The False Claims Act proved to be so successful that Senator Grassley was able to obtain bi-partisan support for other similar highly effective whistleblowers laws, most notably the IRS tax whistleblower law and the whistleblower laws included in the Dodd-Frank Act (covering securities and commodities frauds). The IRS and Dodd-Frank Act whistleblower laws are joining the False Claims Act as model laws. They have held more fraudsters accountable, compensated more whistleblowers, and recovered more damages to the government and harmed individuals than any other whistleblower laws.
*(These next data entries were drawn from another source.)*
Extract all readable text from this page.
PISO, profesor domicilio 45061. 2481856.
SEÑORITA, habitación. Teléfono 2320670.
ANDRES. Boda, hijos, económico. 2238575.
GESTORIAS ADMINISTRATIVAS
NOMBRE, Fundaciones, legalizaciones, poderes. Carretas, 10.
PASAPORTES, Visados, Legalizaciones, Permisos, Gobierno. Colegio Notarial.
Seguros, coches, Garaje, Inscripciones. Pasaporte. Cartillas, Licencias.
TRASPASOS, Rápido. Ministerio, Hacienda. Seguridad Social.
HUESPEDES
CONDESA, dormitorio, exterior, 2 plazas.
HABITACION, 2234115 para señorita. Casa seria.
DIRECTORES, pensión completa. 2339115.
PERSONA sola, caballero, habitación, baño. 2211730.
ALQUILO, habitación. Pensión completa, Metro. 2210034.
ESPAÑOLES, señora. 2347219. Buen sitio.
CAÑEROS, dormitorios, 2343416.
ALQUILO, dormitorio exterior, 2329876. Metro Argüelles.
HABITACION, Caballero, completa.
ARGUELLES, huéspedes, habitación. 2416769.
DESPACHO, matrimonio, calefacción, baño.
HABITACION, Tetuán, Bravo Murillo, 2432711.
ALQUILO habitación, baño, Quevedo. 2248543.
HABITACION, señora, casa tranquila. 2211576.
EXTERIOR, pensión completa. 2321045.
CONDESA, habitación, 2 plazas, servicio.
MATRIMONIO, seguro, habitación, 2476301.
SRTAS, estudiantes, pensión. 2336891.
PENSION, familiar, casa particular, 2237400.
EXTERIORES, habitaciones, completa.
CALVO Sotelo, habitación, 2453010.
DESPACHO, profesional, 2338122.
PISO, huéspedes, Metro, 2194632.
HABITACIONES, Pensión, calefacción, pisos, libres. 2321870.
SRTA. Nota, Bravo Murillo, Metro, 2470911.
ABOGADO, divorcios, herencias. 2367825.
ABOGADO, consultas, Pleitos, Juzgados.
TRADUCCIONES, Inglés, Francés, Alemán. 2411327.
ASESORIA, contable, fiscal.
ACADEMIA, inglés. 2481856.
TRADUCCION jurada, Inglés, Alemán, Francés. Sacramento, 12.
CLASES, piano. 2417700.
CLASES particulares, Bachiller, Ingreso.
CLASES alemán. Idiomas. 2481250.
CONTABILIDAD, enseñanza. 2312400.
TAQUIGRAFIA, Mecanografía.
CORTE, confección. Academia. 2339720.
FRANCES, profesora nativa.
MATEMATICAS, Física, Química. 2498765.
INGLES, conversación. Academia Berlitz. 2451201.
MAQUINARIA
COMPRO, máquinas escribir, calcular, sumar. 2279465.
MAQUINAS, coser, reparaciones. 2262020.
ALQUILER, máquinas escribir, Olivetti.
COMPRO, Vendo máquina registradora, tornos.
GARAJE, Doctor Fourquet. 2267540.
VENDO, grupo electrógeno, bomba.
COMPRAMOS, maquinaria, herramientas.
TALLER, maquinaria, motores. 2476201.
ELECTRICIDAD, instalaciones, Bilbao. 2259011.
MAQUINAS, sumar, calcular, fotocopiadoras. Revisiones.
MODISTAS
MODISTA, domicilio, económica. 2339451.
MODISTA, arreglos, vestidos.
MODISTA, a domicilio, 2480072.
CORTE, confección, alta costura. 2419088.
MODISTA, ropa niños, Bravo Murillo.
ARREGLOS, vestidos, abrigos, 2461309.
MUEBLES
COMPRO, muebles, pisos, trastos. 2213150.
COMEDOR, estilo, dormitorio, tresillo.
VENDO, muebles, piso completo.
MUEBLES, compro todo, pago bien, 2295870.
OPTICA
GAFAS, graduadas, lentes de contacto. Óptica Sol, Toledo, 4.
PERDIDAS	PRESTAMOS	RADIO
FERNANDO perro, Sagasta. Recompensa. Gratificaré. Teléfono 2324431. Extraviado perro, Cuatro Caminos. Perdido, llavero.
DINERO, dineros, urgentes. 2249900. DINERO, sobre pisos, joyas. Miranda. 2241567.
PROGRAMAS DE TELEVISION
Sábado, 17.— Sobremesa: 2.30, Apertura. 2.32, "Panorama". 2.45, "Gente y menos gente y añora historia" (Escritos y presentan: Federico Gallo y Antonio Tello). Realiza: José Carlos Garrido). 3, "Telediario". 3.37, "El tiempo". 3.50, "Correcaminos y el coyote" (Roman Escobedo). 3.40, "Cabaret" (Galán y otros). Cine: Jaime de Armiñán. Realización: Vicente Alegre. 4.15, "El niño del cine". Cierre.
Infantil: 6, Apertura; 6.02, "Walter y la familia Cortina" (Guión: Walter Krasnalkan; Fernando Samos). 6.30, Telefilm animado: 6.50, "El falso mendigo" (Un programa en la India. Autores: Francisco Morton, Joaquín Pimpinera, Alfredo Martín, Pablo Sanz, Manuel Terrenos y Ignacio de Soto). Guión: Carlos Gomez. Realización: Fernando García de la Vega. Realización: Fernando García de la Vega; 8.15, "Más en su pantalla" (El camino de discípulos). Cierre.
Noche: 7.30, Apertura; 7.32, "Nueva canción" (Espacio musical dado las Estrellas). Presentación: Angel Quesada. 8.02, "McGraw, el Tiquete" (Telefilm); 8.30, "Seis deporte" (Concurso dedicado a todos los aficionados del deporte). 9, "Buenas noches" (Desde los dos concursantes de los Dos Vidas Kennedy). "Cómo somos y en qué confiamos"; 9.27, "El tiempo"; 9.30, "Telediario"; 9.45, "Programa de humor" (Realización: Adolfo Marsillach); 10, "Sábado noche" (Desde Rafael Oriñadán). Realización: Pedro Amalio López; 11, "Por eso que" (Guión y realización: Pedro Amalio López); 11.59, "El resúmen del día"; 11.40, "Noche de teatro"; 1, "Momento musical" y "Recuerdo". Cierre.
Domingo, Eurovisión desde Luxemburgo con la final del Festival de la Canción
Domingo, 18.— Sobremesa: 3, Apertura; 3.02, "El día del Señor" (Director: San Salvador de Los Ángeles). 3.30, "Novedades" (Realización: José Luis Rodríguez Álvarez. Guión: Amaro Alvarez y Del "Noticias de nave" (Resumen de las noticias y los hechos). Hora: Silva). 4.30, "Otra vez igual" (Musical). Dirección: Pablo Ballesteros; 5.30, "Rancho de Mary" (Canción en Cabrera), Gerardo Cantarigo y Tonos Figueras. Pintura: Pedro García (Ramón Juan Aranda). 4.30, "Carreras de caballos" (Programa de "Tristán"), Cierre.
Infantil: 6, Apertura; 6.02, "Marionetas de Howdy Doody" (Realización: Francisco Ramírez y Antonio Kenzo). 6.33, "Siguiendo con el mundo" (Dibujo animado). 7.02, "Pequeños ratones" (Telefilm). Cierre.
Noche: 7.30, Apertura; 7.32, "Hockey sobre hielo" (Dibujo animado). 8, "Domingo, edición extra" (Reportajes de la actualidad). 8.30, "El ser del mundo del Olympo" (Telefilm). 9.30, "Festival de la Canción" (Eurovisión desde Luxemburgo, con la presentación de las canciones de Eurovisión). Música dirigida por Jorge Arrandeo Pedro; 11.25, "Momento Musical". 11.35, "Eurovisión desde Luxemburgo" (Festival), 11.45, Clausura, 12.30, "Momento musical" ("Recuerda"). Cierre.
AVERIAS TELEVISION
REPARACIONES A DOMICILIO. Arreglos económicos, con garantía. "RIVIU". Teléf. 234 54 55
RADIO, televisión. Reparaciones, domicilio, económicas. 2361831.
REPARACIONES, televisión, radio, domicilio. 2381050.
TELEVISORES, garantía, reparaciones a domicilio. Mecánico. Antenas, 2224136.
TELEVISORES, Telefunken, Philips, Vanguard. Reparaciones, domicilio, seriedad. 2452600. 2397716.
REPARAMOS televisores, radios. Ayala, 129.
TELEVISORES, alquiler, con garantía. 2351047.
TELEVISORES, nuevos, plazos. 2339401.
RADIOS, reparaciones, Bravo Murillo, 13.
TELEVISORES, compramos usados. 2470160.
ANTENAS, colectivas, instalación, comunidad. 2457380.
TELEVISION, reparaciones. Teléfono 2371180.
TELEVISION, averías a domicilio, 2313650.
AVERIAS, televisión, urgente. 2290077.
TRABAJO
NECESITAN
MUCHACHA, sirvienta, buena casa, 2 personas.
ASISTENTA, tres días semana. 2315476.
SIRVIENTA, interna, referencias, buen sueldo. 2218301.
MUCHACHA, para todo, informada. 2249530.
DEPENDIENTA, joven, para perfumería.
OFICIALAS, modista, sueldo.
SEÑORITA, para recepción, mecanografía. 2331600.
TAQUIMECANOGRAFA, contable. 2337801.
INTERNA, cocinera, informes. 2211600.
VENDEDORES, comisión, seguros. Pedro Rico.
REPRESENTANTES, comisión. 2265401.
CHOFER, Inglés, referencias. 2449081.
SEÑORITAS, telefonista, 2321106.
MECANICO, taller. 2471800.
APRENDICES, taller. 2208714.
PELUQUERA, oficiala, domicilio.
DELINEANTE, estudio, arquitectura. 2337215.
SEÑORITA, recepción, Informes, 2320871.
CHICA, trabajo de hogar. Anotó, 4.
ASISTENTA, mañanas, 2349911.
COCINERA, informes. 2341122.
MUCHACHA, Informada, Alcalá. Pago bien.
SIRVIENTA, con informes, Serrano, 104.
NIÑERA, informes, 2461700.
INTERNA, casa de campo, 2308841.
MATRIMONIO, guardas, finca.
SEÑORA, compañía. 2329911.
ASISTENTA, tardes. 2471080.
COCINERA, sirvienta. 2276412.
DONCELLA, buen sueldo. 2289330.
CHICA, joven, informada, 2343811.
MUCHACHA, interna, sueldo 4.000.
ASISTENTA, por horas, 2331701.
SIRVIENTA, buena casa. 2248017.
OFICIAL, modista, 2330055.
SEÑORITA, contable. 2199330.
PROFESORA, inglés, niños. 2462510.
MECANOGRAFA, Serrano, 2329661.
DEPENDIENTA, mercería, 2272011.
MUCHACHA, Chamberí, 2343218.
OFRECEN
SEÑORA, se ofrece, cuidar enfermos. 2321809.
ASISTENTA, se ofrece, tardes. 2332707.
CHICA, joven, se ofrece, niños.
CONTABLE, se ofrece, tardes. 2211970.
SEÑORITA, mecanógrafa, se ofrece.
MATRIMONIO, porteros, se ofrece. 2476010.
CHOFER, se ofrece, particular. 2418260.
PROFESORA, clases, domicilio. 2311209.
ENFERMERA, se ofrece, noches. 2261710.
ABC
Senator Grassley also has understood the personal plight whistleblowers face. He has aggressively defended hundreds (if not thousands) of whistleblowers who faced retaliation, including two members of the National Whistleblower Center’s Board of Directors, Frederic Whitehurst and Jane Turner. When the history of America’s first whistleblowers was “rediscovered” through historical research, Senator Grassley was the first Member of Congress (House or Senate) to understand the importance of the law passed on July 30, 1778, by the Continental Congress. That law reflected the Founders of the American Republic mandate to recognize that “every inhabitant” of the United States had an obligation to report “frauds” and other violations of law to “appropriate authorities. Senator Grassley used this monumental historical fact to endorse a National Whistleblower Appreciation Day, designed to change the anti-whistleblower culture that permeates the current workplace culture. Senator Grassley formed a bi-partisan Whistleblower Caucus and obtained the unanimous consent of the entire U.S. Senate to honor Whistleblower Appreciation Day for eight straight years.
Today, Senator Grassley continues his unprecedented and bi-partisan support for whistleblowers. He supports critical amendments designed to improve the False Claims Act, IRS, securities, and commodities whistleblower laws. He is working to fix the numerous problems in the money laundering whistleblower law and strongly supporting efforts to protect federal employees who face retaliation.
As another election year approaches, voters will be focused on numerous “hot button” and often highly devise issues. Senator Grassley has been the best friend that whistleblowers have ever had in the U.S. Congress. For seven terms, he has stuck to his guns. WNN hopes that the voters of Iowa will continue to recognize the incredible legislative achievements that Senator Grassley has made in holding those who defraud the American people accountable. His work on whistleblower issues continues to be bi-partisan and effective. He has had a real positive impact on the lives of thousands of honest men and women who reported illegal activity and were protected by the laws Senator Grassley wrote and successfully worked to have signed into law.
It is up to the voters of Iowa to determine whether they want him to serve another term. When deciding who should represent the people of Iowa in the U.S. Senate, WNN hopes that the voters will keep in mind his contributions to oversight, accountability, and whistleblower protection.